We starten weer. Wat staat ons te w8en?

Innoveren tegen de bezuinigings- en crisisdriften in. Een eerste reflex is om dat maar even te laten. Er zijn belangrijker zaken. Ik denk dat ons dat pas echt geld gaat kosten. Maar wellicht is het nu juist OOK de tijd om de bakens wat meer te verzetten naar diepere implementaties van zaken waarvan we weten dat die ingezet en succesvol (hopen we) zullen zijn. En wanneer we dat hopen om kunnen zetten in kwalitatief gemeten succes (of gemeten niet succes). Dan vullen we de roep van bestuurlijk Nederland in.

KWALITEIT van het onderwijs en dan geen rare fratsen (hoezo jongens- en meisjes klassen? Da’s hormonale zelfmoord of zo iets). Nee, laten we nu eens onderzoeken hoe we het onderwijs met alle bedachte innovatieve ideeën werkelijk beter maken of hebben gemaakt. SURF’s initiatief om te onderzoeken of Learning Analytics daarin een rol kan spelen lijkt me heel gezond. Onderwijskundige soms in combinatie met organisatorische vragen beantwoorden met behulp van goede onderzoekers, data-analysten, onderwijskundigen, futurologen, werkvloerdeskundigen en andere leidende voorwerpen zoals studenten (zowel jongens als meisjes, met of zonder rood haar, technisch of juist alfa’s, …….). Data is wel voor handen, maar hoe krijg je die nu op een goede manier boven tafel? Niet op globaal niveau maar op specifiek niveau, wat bij opleiding A werkt hoeft beslist geen succes bij opleiding B te zijn. Nog specifieker is het meten op student niveau, dat moet gewoon willen we maatwerk leveren, dus laten we de juristen er dan ook maar gelijk bij betrekken, want naast dat er veel kan hebben we natuurlijk ook met de privacy wetgeving te maken..... Wanneer we echter de data op een goede manier ter beschikking hebben, kunnen we er ook wat mee, denk ik. Makkelijk is dat allemaal niet, wel een klus om eens goed de tanden in te zetten.

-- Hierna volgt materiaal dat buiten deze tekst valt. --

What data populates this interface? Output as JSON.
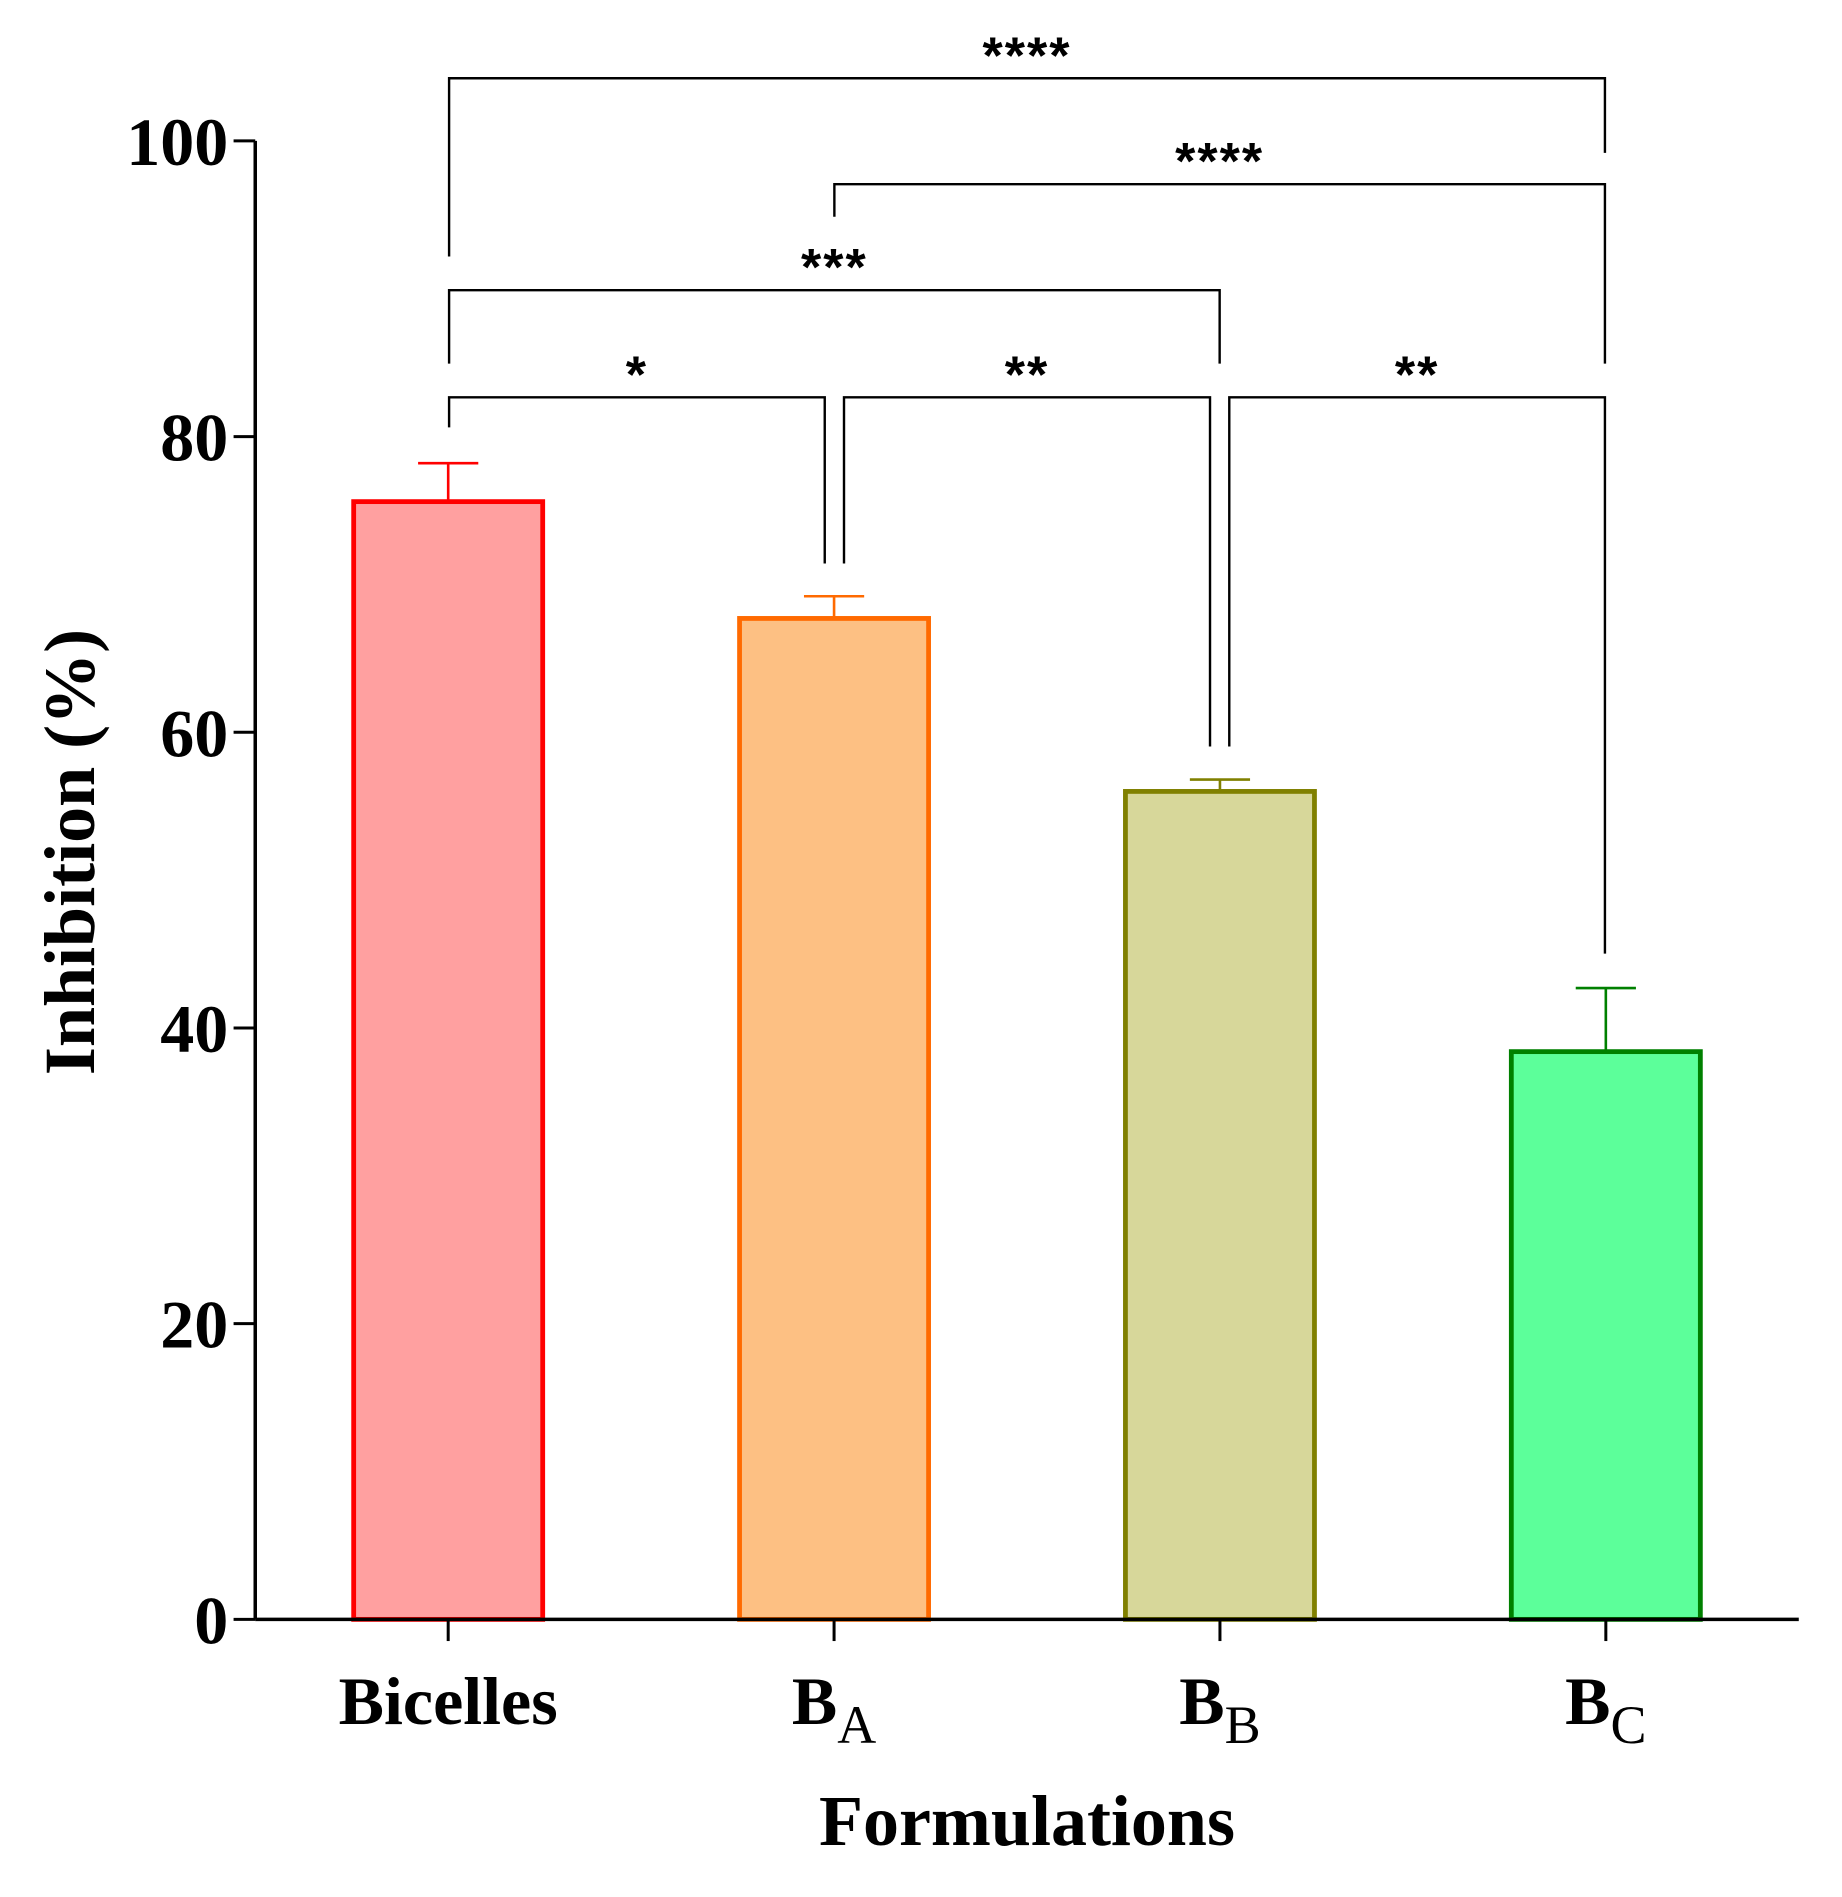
{
  "chart_data": {
    "type": "bar",
    "categories": [
      {
        "main": "Bicelles"
      },
      {
        "main": "B",
        "sub": "A"
      },
      {
        "main": "B",
        "sub": "B"
      },
      {
        "main": "B",
        "sub": "C"
      }
    ],
    "values": [
      75.6,
      67.7,
      56.0,
      38.4
    ],
    "errors": [
      2.6,
      1.5,
      0.8,
      4.3
    ],
    "fill_colors": [
      "#FFA0A0",
      "#FDC083",
      "#D7D79A",
      "#5CFF9A"
    ],
    "stroke_colors": [
      "#FF0000",
      "#FF6A00",
      "#808000",
      "#008000"
    ],
    "xlabel": "Formulations",
    "ylabel": "Inhibition (%)",
    "ylim": [
      0,
      100
    ],
    "yticks": [
      0,
      20,
      40,
      60,
      80,
      100
    ],
    "grid": false,
    "comparisons": [
      {
        "groups": [
          0,
          3
        ],
        "label": "****"
      },
      {
        "groups": [
          1,
          3
        ],
        "label": "****"
      },
      {
        "groups": [
          0,
          2
        ],
        "label": "***"
      },
      {
        "groups": [
          0,
          1
        ],
        "label": "*"
      },
      {
        "groups": [
          1,
          2
        ],
        "label": "**"
      },
      {
        "groups": [
          2,
          3
        ],
        "label": "**"
      }
    ]
  }
}
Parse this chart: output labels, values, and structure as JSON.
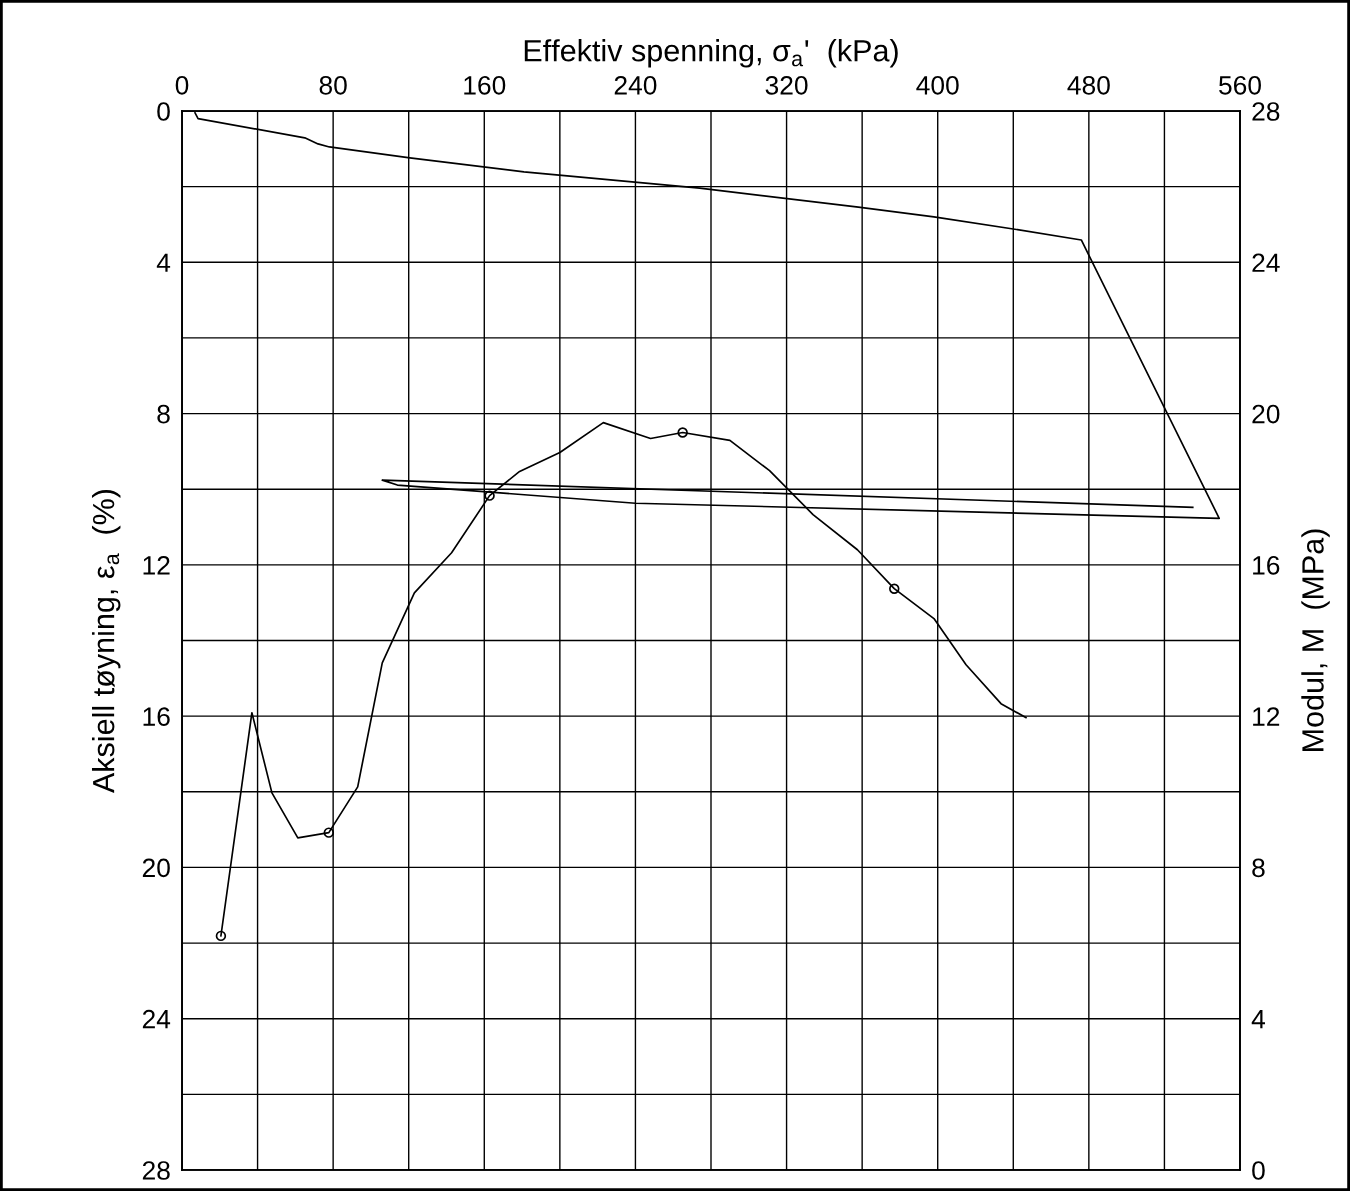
{
  "chart_data": {
    "type": "line",
    "xlabel": "Effektiv spenning, σ$_{a}$'  (kPa)",
    "ylabel": "Aksiell tøyning, ε$_{a}$  (%)",
    "y2label": "Modul, M  (MPa)",
    "xlim": [
      0,
      560
    ],
    "xticks": [
      0,
      {
        "value": 40,
        "label": null
      },
      80,
      {
        "value": 120,
        "label": null
      },
      160,
      {
        "value": 200,
        "label": null
      },
      240,
      {
        "value": 280,
        "label": null
      },
      320,
      {
        "value": 360,
        "label": null
      },
      400,
      {
        "value": 440,
        "label": null
      },
      480,
      {
        "value": 520,
        "label": null
      },
      560
    ],
    "ylim": [
      28,
      0
    ],
    "yticks": [
      0,
      {
        "value": 2,
        "label": null
      },
      4,
      {
        "value": 6,
        "label": null
      },
      8,
      {
        "value": 10,
        "label": null
      },
      12,
      {
        "value": 14,
        "label": null
      },
      16,
      {
        "value": 18,
        "label": null
      },
      20,
      {
        "value": 22,
        "label": null
      },
      24,
      {
        "value": 26,
        "label": null
      },
      28
    ],
    "y2lim": [
      0,
      28
    ],
    "y2ticks": [
      0,
      4,
      8,
      12,
      16,
      20,
      24,
      28
    ],
    "grid": true,
    "line_style": "solid",
    "series": [
      {
        "color": "#000000",
        "marker": "none",
        "x": [
          6.9,
          8.5,
          65,
          72,
          78,
          120.6,
          181,
          274,
          358,
          398,
          440,
          476,
          549,
          240,
          114,
          106,
          535
        ],
        "values": [
          0.05,
          0.2,
          0.71,
          0.87,
          0.95,
          1.24,
          1.61,
          2.04,
          2.54,
          2.8,
          3.12,
          3.41,
          10.77,
          10.37,
          9.89,
          9.76,
          10.48
        ]
      },
      {
        "axis": "y2",
        "color": "#000000",
        "marker": "none",
        "x": [
          20.6,
          37,
          47.6,
          61.3,
          77.7,
          93,
          106,
          123,
          142.7,
          162.8,
          178.7,
          200,
          223,
          248,
          265,
          290,
          311,
          334,
          357.5,
          377,
          398,
          415,
          433.5,
          446.7
        ],
        "values": [
          6.19,
          12.09,
          9.97,
          8.78,
          8.92,
          10.13,
          13.41,
          15.26,
          16.32,
          17.83,
          18.47,
          18.97,
          19.76,
          19.34,
          19.5,
          19.29,
          18.49,
          17.33,
          16.4,
          15.37,
          14.58,
          13.36,
          12.33,
          11.96
        ]
      },
      {
        "type": "scatter",
        "axis": "y2",
        "color": "#000000",
        "marker": "circle",
        "x": [
          20.6,
          77.7,
          162.8,
          265,
          377
        ],
        "values": [
          6.19,
          8.92,
          17.83,
          19.5,
          15.37
        ]
      }
    ]
  }
}
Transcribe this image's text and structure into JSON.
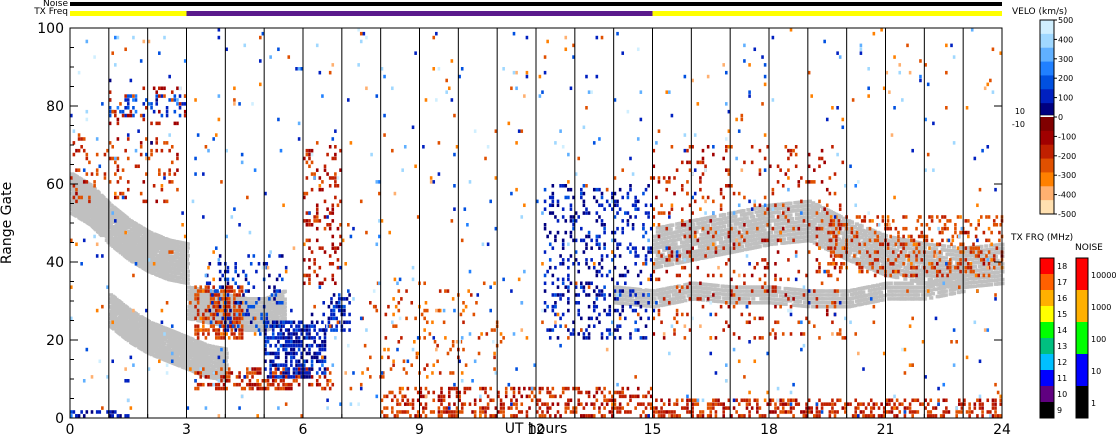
{
  "chart_data": {
    "type": "scatter",
    "xlabel": "UT hours",
    "ylabel": "Range Gate",
    "xlim": [
      0,
      24
    ],
    "ylim": [
      0,
      100
    ],
    "x_ticks": [
      "0",
      "3",
      "6",
      "9",
      "12",
      "15",
      "18",
      "21",
      "24"
    ],
    "y_ticks": [
      "0",
      "20",
      "40",
      "60",
      "80",
      "100"
    ],
    "scan_boundaries": [
      1,
      2,
      3,
      4,
      5,
      6,
      7,
      8,
      9,
      10,
      11,
      12,
      13,
      14,
      15,
      16,
      17,
      18,
      19,
      20,
      21,
      22,
      23
    ],
    "status_rows": {
      "labels": [
        "Noise",
        "TX Freq"
      ],
      "noise_color": "#000000",
      "tx_freq_segments": [
        {
          "start": 0,
          "end": 3,
          "color": "#ffff00"
        },
        {
          "start": 3,
          "end": 15,
          "color": "#5a1a8c"
        },
        {
          "start": 15,
          "end": 24,
          "color": "#ffff00"
        }
      ]
    },
    "ground_scatter": {
      "color": "#c0c0c0",
      "bands": [
        {
          "x": [
            0,
            0.5,
            1,
            1.5,
            2,
            2.5,
            3
          ],
          "y": [
            58,
            55,
            50,
            46,
            43,
            41,
            40
          ],
          "w": 5
        },
        {
          "x": [
            1,
            1.5,
            2,
            2.5,
            3,
            3.5,
            4
          ],
          "y": [
            28,
            24,
            21,
            19,
            17,
            15,
            14
          ],
          "w": 4
        },
        {
          "x": [
            3,
            3.5,
            4,
            4.5,
            5,
            5.5
          ],
          "y": [
            30,
            29,
            28,
            27,
            27,
            29
          ],
          "w": 4
        },
        {
          "x": [
            15,
            16,
            17,
            18,
            19,
            20,
            21,
            22,
            23,
            24
          ],
          "y": [
            44,
            46,
            48,
            50,
            51,
            46,
            42,
            40,
            39,
            40
          ],
          "w": 5
        },
        {
          "x": [
            14,
            15,
            16,
            17,
            18,
            19,
            20,
            21,
            22,
            23
          ],
          "y": [
            32,
            31,
            33,
            32,
            32,
            31,
            31,
            33,
            33,
            35
          ],
          "w": 2
        }
      ]
    },
    "velocity_clusters": [
      {
        "x": [
          3.2,
          4.5
        ],
        "y": [
          20,
          34
        ],
        "v": -220,
        "density": 0.55
      },
      {
        "x": [
          3.2,
          6.8
        ],
        "y": [
          7,
          13
        ],
        "v": -180,
        "density": 0.5
      },
      {
        "x": [
          5.0,
          6.6
        ],
        "y": [
          10,
          25
        ],
        "v": 90,
        "density": 0.6
      },
      {
        "x": [
          6.5,
          7.2
        ],
        "y": [
          22,
          32
        ],
        "v": 80,
        "density": 0.5
      },
      {
        "x": [
          3.5,
          5.5
        ],
        "y": [
          22,
          42
        ],
        "v": 120,
        "density": 0.18
      },
      {
        "x": [
          6.0,
          7.0
        ],
        "y": [
          34,
          70
        ],
        "v": -160,
        "density": 0.22
      },
      {
        "x": [
          0,
          2.8
        ],
        "y": [
          55,
          72
        ],
        "v": -200,
        "density": 0.15
      },
      {
        "x": [
          1.0,
          3.0
        ],
        "y": [
          77,
          83
        ],
        "v": 150,
        "density": 0.25
      },
      {
        "x": [
          1.0,
          3.0
        ],
        "y": [
          75,
          85
        ],
        "v": -150,
        "density": 0.12
      },
      {
        "x": [
          12.2,
          15.0
        ],
        "y": [
          20,
          60
        ],
        "v": 80,
        "density": 0.22
      },
      {
        "x": [
          7.5,
          11.0
        ],
        "y": [
          10,
          35
        ],
        "v": -260,
        "density": 0.08
      },
      {
        "x": [
          15.0,
          20.0
        ],
        "y": [
          20,
          70
        ],
        "v": -180,
        "density": 0.1
      },
      {
        "x": [
          19.5,
          24.0
        ],
        "y": [
          36,
          52
        ],
        "v": -220,
        "density": 0.3
      },
      {
        "x": [
          8.0,
          15.0
        ],
        "y": [
          0,
          8
        ],
        "v": -190,
        "density": 0.35
      },
      {
        "x": [
          15.0,
          24.0
        ],
        "y": [
          0,
          5
        ],
        "v": -190,
        "density": 0.45
      },
      {
        "x": [
          0,
          1.5
        ],
        "y": [
          0,
          2
        ],
        "v": 70,
        "density": 0.5
      },
      {
        "x": [
          0,
          24
        ],
        "y": [
          0,
          100
        ],
        "v": 150,
        "density": 0.008
      },
      {
        "x": [
          0,
          24
        ],
        "y": [
          0,
          100
        ],
        "v": -300,
        "density": 0.008
      },
      {
        "x": [
          0,
          24
        ],
        "y": [
          0,
          100
        ],
        "v": 380,
        "density": 0.006
      }
    ],
    "velocity_colorbar": {
      "title": "VELO (km/s)",
      "range": [
        -500,
        500
      ],
      "colors": [
        "#ffe0b0",
        "#ffb070",
        "#ff8000",
        "#e05000",
        "#c02000",
        "#a00000",
        "#800000",
        "#ffffff",
        "#000080",
        "#0020c0",
        "#0050e0",
        "#2080ff",
        "#60b0ff",
        "#a0d8ff",
        "#d0efff"
      ],
      "upper_ticks": [
        "500",
        "400",
        "300",
        "200",
        "100",
        "0"
      ],
      "lower_ticks": [
        "-100",
        "-200",
        "-300",
        "-400",
        "-500"
      ],
      "gap_labels": [
        "10",
        "-10",
        "0"
      ]
    },
    "tx_freq_colorbar": {
      "title": "TX FRQ (MHz)",
      "ticks": [
        "18",
        "17",
        "16",
        "15",
        "14",
        "13",
        "12",
        "11",
        "10",
        "9"
      ],
      "colors": [
        "#ff0000",
        "#ff6000",
        "#ffb000",
        "#ffff00",
        "#00ff00",
        "#00c080",
        "#00c0ff",
        "#0000ff",
        "#600080",
        "#000000"
      ]
    },
    "noise_colorbar": {
      "title": "NOISE",
      "ticks": [
        "10000",
        "1000",
        "100",
        "10",
        "1"
      ],
      "colors": [
        "#ff0000",
        "#ffb000",
        "#00ff00",
        "#0000ff",
        "#000000"
      ]
    }
  }
}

En dan vertalen naar beleid, wat decentraal en wat (nog) centraal. Maar…. laten we niet vergeten dat het toch echt op de werkvloer moet gebeuren, dus beloon daar de innovatieve ideeën en probeer die meer generiek te maken bij gebleken succes! Daag studenten uit om gewaagde experimenten uit te voeren, faciliteer dat..

Kortom er is en blijft genoeg te doen (ik ga zo even mijn nieuwe smarttop met mijn 3D printer printen en via mijn Ipad 3 connection ff vol “storen bij iTunes”).

Ik ben dan ook weer heel benieuwd naar de komende bijdragen in dit Multi Blog. Kom op blijf signaleren, prikkelen en uitdagen. Heerlijk!